Cinco hermanas y el reloj del obispo
Los investigadores encontraron en archivos históricos de España y América abundante documentación que les ha permitido reconstruir detalles de la vida cotidiana de los españoles de aquella época, incluidas cartas dirigidas a los pasajeros. Como una firmada en Oaxaca (México) por José Rodríguez Franco, que invita a sus cinco sobrinas a vivir con él porque habían quedado huérfanas y no tenían sustento posible. Por eso, y buscando un futuro, las cinco hermanas Franco se embarcaron, pero nunca llegaron a su destino.

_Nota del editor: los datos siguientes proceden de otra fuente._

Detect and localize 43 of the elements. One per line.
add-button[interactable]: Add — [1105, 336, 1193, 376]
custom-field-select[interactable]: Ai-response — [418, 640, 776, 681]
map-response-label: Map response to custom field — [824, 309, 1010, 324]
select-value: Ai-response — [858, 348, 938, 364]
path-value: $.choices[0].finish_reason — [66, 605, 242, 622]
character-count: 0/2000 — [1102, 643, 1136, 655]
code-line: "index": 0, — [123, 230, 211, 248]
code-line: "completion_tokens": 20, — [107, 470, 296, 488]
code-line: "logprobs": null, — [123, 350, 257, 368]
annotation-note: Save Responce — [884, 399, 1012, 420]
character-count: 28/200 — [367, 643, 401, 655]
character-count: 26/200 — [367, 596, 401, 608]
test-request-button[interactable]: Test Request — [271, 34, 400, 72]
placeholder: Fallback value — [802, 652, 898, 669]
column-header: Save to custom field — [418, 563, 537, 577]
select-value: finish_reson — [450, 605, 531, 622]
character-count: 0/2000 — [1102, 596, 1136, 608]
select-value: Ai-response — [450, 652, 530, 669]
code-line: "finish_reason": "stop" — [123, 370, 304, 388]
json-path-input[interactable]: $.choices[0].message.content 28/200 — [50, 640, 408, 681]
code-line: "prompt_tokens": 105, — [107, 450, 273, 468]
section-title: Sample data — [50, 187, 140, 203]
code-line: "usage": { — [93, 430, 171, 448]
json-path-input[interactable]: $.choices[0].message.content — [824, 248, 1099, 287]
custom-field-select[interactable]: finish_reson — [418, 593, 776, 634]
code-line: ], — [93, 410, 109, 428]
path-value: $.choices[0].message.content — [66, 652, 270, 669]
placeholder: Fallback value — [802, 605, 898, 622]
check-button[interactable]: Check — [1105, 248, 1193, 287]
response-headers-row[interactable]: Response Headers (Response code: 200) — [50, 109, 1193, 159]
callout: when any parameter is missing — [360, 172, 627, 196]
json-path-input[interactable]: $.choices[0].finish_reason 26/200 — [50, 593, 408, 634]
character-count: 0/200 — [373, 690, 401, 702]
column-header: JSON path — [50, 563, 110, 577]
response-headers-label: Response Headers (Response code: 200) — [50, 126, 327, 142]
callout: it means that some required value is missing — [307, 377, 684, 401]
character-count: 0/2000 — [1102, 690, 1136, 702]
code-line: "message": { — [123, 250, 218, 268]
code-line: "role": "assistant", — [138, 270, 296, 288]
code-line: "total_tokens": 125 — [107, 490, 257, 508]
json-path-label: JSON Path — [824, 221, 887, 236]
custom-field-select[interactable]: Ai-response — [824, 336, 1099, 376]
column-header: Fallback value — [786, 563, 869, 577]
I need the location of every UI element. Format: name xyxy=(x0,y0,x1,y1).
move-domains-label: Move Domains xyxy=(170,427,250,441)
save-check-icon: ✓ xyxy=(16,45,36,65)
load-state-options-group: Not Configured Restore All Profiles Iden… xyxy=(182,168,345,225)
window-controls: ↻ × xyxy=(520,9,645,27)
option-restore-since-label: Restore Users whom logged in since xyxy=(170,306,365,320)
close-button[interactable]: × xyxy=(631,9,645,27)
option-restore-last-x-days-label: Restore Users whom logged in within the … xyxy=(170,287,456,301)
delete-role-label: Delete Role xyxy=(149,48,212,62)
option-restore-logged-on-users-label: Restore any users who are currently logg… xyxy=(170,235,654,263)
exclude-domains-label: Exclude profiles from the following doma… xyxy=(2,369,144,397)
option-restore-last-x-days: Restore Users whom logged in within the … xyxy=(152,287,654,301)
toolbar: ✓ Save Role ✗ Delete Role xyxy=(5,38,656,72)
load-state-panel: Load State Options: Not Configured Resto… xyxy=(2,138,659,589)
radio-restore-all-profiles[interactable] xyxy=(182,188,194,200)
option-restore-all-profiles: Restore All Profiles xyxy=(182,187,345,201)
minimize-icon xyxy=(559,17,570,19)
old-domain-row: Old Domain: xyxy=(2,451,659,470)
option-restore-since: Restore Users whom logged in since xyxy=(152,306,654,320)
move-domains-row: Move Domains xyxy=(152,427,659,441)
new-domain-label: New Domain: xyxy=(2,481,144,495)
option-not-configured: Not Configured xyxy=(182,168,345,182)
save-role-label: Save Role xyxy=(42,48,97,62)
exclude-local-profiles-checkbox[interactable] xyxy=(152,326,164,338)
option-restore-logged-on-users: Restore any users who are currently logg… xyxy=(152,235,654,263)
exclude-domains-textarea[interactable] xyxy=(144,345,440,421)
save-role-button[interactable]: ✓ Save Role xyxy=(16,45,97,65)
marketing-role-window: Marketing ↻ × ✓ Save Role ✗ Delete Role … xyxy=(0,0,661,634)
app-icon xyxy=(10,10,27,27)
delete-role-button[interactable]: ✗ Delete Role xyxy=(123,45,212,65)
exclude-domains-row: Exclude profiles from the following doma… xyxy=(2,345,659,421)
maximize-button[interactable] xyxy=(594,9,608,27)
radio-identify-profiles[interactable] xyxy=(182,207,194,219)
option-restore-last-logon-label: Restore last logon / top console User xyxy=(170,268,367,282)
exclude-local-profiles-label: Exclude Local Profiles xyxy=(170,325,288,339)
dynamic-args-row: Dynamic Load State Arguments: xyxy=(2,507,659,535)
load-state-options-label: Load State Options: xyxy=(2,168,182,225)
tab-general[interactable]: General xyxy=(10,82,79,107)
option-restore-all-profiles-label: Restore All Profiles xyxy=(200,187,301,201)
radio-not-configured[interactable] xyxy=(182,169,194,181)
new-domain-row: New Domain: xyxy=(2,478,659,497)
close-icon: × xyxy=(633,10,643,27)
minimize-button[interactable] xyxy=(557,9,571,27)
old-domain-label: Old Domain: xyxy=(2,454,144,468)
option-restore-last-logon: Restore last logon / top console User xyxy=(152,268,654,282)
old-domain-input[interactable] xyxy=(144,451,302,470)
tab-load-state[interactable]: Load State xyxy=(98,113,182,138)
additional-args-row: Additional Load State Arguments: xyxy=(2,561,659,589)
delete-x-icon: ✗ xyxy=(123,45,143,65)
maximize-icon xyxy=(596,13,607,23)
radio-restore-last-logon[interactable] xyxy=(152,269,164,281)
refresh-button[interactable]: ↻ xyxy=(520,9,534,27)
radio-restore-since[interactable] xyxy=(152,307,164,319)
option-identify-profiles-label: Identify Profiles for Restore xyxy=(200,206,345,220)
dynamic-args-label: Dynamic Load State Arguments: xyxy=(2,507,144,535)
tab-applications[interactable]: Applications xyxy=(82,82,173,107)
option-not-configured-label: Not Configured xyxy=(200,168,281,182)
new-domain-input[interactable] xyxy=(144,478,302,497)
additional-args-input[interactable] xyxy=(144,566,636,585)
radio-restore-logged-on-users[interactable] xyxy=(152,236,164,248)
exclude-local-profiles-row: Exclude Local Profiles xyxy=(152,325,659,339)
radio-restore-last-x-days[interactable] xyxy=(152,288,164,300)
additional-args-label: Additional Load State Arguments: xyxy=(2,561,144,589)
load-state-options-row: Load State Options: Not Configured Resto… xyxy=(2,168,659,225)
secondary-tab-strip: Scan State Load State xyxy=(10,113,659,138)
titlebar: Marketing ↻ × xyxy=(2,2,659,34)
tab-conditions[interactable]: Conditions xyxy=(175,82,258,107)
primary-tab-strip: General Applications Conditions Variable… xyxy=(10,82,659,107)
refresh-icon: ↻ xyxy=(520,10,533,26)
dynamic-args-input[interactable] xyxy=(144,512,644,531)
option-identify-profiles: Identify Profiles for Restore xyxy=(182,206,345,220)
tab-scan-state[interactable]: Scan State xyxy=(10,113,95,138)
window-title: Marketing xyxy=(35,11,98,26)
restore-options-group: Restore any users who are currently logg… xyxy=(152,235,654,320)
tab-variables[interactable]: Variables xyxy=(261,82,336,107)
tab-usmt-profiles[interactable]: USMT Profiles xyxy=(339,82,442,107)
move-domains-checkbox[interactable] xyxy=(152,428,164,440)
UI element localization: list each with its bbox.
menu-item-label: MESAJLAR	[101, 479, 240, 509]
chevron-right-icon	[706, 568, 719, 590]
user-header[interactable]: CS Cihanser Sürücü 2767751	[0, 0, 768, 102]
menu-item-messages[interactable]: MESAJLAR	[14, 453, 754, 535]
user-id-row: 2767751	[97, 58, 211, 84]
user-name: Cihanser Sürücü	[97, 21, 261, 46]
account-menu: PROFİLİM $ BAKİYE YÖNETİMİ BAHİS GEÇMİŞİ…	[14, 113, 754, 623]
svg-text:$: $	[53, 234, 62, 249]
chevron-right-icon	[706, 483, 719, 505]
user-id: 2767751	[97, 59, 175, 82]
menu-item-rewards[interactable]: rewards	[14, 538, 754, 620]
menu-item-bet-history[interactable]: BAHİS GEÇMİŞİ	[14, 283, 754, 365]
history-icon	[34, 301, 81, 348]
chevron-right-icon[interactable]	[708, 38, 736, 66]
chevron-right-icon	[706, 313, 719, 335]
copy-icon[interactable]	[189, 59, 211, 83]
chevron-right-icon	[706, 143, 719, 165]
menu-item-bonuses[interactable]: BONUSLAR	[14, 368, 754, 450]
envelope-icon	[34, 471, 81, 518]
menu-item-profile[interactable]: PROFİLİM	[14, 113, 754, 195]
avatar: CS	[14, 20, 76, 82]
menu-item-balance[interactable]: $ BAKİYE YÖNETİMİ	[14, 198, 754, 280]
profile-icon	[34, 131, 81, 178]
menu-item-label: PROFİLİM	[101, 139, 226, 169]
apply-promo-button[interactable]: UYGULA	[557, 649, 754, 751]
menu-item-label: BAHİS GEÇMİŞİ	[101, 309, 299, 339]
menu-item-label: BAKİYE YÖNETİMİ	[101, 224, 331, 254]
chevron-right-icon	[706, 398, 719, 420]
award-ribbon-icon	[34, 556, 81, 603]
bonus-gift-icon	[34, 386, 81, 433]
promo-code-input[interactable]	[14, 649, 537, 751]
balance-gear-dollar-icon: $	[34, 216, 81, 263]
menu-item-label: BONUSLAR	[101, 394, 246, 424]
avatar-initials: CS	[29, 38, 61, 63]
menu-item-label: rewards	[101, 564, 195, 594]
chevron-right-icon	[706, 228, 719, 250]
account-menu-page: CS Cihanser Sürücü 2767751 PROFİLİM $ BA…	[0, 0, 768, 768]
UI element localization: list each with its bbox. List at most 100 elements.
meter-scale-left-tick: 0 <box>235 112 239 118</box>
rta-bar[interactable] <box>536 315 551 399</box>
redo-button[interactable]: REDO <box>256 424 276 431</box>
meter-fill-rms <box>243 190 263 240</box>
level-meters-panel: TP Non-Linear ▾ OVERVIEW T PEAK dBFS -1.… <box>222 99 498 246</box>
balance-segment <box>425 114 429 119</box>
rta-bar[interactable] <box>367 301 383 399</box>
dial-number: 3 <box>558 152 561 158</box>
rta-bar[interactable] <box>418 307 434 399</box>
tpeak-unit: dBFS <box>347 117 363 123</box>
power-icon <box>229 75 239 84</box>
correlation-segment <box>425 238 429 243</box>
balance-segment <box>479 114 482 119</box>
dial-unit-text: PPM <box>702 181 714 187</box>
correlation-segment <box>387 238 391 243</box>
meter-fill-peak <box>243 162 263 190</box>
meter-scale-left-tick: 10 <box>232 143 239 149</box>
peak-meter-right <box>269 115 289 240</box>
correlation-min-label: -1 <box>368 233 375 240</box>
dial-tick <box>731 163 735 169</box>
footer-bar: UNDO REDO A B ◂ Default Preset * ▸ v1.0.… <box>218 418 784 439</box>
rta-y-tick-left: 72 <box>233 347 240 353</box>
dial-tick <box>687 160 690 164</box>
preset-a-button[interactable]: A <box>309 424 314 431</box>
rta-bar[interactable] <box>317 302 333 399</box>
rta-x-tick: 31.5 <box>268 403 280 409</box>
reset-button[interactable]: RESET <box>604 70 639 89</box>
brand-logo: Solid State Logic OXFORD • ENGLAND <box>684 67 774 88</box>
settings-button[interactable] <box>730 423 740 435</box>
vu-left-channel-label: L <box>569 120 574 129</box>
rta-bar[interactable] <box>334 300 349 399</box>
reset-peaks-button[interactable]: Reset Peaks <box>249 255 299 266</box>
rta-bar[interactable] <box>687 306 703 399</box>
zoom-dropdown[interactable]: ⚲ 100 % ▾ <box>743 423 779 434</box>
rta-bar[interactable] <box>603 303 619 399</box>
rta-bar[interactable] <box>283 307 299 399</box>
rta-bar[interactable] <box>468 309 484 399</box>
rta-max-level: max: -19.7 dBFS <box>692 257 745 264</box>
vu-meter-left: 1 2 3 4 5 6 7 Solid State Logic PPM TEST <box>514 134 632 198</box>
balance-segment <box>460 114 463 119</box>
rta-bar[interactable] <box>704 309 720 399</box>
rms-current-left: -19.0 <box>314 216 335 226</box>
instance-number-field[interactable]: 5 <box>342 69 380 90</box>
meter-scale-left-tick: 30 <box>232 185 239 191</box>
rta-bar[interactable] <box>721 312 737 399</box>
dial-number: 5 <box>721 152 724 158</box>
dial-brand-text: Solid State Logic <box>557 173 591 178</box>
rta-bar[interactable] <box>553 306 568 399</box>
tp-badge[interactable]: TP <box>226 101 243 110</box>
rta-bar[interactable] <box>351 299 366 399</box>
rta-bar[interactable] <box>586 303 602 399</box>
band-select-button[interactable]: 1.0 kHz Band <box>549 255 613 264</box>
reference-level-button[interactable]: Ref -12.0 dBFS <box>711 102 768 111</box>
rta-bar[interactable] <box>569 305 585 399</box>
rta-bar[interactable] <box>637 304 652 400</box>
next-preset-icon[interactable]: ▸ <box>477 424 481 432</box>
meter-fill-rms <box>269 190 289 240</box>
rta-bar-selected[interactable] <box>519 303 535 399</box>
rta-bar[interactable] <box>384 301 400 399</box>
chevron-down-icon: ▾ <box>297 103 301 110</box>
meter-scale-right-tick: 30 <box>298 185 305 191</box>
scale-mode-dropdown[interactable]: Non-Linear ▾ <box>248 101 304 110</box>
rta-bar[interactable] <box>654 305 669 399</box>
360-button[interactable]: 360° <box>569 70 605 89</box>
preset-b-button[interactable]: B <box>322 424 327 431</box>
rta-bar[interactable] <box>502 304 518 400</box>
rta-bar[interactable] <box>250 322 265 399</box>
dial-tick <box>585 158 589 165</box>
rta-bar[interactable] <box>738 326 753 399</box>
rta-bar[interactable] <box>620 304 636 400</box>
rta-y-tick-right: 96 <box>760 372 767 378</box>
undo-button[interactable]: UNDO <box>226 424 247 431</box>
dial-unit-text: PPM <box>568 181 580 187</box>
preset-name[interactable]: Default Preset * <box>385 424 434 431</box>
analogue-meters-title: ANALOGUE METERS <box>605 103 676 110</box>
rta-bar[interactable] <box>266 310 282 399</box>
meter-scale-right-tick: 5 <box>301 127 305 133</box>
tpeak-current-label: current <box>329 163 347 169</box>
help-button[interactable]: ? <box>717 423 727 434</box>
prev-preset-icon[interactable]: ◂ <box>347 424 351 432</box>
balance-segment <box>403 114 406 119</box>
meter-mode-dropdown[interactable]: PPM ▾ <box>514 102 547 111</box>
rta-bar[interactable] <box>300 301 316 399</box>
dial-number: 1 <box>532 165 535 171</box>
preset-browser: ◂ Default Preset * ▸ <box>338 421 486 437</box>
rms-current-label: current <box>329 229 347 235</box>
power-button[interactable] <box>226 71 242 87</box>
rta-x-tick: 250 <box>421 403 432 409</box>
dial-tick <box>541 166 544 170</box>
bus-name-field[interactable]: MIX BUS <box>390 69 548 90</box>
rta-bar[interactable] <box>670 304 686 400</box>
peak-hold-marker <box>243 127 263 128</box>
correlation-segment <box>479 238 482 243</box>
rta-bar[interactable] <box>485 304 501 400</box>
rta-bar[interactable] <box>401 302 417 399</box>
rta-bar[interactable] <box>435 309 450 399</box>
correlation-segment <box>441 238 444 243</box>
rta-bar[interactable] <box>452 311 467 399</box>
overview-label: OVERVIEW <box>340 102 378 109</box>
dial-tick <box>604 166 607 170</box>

María de los Ángeles Granados Ortega, del Museo Arqueológico Nacional, ha estudiado las pertenencias halladas bajo el mar, cientos de medallas religiosas, joyas, anillos, pendientes, relojes de bolsillo, lazos de pescuezo de oro, hábitos o cruces. Además de la valiosa maquinaria de un reloj fabricado en Londres por J. Windmills, la marca más prestigiosa del momento. El reloj era de péndulo de doble cuerda y era un regalo para el obispo de Puebla, avanza la experta, que desvela también el hallazgo de cruces de Caravaca (se llevaban para evitar las tormentas) o el hábito (insignia de orden militar) que pertenecía a un integrante de la Santa Inquisición.